What are the symptoms?

While suspended, you may feel breathless and light-headed, you may become pale and experience nausea. At the same time, you will likely start sweating, and hot flashes and dizziness may occur. Your blood pressure and heart rate may drop, or you might experience heart palpitations. While you will likely struggle to concentrate, you may start quavering, lose vision and become unconscious.

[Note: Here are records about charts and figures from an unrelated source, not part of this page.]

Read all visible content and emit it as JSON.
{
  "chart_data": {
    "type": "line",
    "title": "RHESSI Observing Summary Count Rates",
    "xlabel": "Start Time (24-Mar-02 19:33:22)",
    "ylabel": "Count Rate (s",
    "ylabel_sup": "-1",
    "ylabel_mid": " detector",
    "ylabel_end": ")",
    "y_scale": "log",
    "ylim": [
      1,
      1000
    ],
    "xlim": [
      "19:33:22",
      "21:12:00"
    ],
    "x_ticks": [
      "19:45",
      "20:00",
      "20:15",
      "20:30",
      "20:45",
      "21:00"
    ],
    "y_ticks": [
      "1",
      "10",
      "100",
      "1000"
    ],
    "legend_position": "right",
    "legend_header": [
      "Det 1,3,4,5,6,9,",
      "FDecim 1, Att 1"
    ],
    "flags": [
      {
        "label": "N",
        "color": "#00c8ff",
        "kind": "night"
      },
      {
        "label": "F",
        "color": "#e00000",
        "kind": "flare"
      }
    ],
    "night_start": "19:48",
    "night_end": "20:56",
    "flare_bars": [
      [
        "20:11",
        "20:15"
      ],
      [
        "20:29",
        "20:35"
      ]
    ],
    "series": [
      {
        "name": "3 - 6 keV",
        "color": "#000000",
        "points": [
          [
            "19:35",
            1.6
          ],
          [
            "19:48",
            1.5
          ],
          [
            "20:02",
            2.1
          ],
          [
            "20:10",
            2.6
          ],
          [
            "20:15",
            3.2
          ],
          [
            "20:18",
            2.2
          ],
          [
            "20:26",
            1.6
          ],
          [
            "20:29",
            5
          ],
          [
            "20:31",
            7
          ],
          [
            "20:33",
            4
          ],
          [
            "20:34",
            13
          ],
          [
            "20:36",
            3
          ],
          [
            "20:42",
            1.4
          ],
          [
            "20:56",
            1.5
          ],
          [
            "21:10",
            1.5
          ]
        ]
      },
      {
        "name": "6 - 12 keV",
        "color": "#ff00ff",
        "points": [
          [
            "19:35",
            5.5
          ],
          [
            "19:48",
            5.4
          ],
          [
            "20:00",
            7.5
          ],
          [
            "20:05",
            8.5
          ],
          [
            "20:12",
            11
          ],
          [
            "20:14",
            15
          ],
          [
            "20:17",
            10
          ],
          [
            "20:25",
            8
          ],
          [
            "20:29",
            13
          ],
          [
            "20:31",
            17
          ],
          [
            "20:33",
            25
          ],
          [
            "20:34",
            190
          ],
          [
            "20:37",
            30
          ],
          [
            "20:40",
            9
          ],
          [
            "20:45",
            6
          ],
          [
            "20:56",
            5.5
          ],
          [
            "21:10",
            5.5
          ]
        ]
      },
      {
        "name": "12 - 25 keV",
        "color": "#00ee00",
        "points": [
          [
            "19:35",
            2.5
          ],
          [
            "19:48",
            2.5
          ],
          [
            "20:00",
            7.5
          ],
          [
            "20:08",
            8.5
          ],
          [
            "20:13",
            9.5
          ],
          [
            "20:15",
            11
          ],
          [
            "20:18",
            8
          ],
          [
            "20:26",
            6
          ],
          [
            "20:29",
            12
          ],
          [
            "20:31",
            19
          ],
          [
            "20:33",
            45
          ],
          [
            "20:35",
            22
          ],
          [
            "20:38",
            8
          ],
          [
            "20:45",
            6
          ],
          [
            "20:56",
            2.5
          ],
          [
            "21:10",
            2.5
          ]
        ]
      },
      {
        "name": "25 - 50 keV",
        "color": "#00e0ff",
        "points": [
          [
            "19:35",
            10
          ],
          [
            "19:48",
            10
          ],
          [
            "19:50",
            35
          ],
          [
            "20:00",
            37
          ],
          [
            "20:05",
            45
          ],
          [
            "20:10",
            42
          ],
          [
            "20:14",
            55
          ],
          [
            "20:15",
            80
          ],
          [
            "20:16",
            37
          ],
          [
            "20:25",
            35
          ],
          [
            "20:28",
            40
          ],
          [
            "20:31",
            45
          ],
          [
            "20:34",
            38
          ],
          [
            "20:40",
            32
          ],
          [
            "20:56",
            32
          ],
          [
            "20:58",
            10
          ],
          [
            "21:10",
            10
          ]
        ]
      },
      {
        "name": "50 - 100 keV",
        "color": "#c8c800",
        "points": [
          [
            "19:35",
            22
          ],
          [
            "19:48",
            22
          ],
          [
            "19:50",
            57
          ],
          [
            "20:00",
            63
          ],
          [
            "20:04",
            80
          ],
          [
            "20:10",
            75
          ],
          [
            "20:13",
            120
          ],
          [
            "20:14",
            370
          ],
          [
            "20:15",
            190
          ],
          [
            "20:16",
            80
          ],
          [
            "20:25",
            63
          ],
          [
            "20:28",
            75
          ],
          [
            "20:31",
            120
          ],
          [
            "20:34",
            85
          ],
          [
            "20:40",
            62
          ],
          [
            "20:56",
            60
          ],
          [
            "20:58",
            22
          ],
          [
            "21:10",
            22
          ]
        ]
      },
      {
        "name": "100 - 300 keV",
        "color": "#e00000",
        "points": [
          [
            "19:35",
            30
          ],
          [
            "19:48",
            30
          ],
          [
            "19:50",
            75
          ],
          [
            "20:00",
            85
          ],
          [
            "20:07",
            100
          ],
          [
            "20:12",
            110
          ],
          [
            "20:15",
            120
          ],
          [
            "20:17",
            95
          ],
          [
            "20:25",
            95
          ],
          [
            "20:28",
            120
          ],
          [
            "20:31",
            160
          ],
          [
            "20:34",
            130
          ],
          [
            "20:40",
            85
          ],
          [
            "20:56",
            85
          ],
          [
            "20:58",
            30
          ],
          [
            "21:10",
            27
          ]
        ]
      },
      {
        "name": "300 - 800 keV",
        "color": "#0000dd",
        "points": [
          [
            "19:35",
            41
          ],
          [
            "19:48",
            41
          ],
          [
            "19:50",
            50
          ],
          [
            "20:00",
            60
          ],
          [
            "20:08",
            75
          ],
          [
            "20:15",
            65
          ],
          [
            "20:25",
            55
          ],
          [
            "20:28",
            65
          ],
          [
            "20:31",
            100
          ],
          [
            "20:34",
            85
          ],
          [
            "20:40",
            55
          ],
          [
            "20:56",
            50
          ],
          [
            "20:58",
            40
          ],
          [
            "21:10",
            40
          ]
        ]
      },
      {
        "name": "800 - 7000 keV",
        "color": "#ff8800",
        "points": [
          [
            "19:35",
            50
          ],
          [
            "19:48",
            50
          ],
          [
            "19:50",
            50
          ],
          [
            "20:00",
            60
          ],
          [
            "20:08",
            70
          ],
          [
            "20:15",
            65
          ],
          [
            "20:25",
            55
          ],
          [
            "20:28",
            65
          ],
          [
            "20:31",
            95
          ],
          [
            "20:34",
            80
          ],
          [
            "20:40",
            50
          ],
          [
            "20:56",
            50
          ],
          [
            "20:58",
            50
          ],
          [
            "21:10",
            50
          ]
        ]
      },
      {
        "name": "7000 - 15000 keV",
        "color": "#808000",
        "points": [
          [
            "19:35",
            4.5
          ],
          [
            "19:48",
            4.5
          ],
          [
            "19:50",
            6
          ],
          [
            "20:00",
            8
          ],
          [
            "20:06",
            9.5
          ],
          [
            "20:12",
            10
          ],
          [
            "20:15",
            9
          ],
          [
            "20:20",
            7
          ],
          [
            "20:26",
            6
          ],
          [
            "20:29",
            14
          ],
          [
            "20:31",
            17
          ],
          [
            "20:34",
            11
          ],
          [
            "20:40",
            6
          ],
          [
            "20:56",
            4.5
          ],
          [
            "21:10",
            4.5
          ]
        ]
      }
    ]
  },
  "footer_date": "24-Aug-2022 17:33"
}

Which occupations are at risk?

Any worker whose job necessitates the protection of a fall arrest harness can be at risk. The following occupations are typically affected:

  • Roof workers
  • Construction workers
  • Window washers
  • Linemen
  • Bridge workers
  • Crane operators
  • Scaffolders

Precautions

The Occupational Safety and Health Administration provides comprehensive guidelines and regulations related to the prevention of suspension trauma. However, you may want to know that safety authorities say damage and loss of consciousness can occur within six to seven minutes, and if you are left suspended for longer than about 30 minutes, you may not survive.

What can you do?

You can gain as much knowledge about the risks of suspension trauma as possible, and learn how to inspect all the elements of your fall protection system before entrusting it with your life. If you are unfortunate enough to suffer such a workplace injury, the Iowa workers' compensation insurance system will likely have your back. With the help of an experienced legal representative, you can file benefits claims for coverage of medical expenses and a percentage of lost income.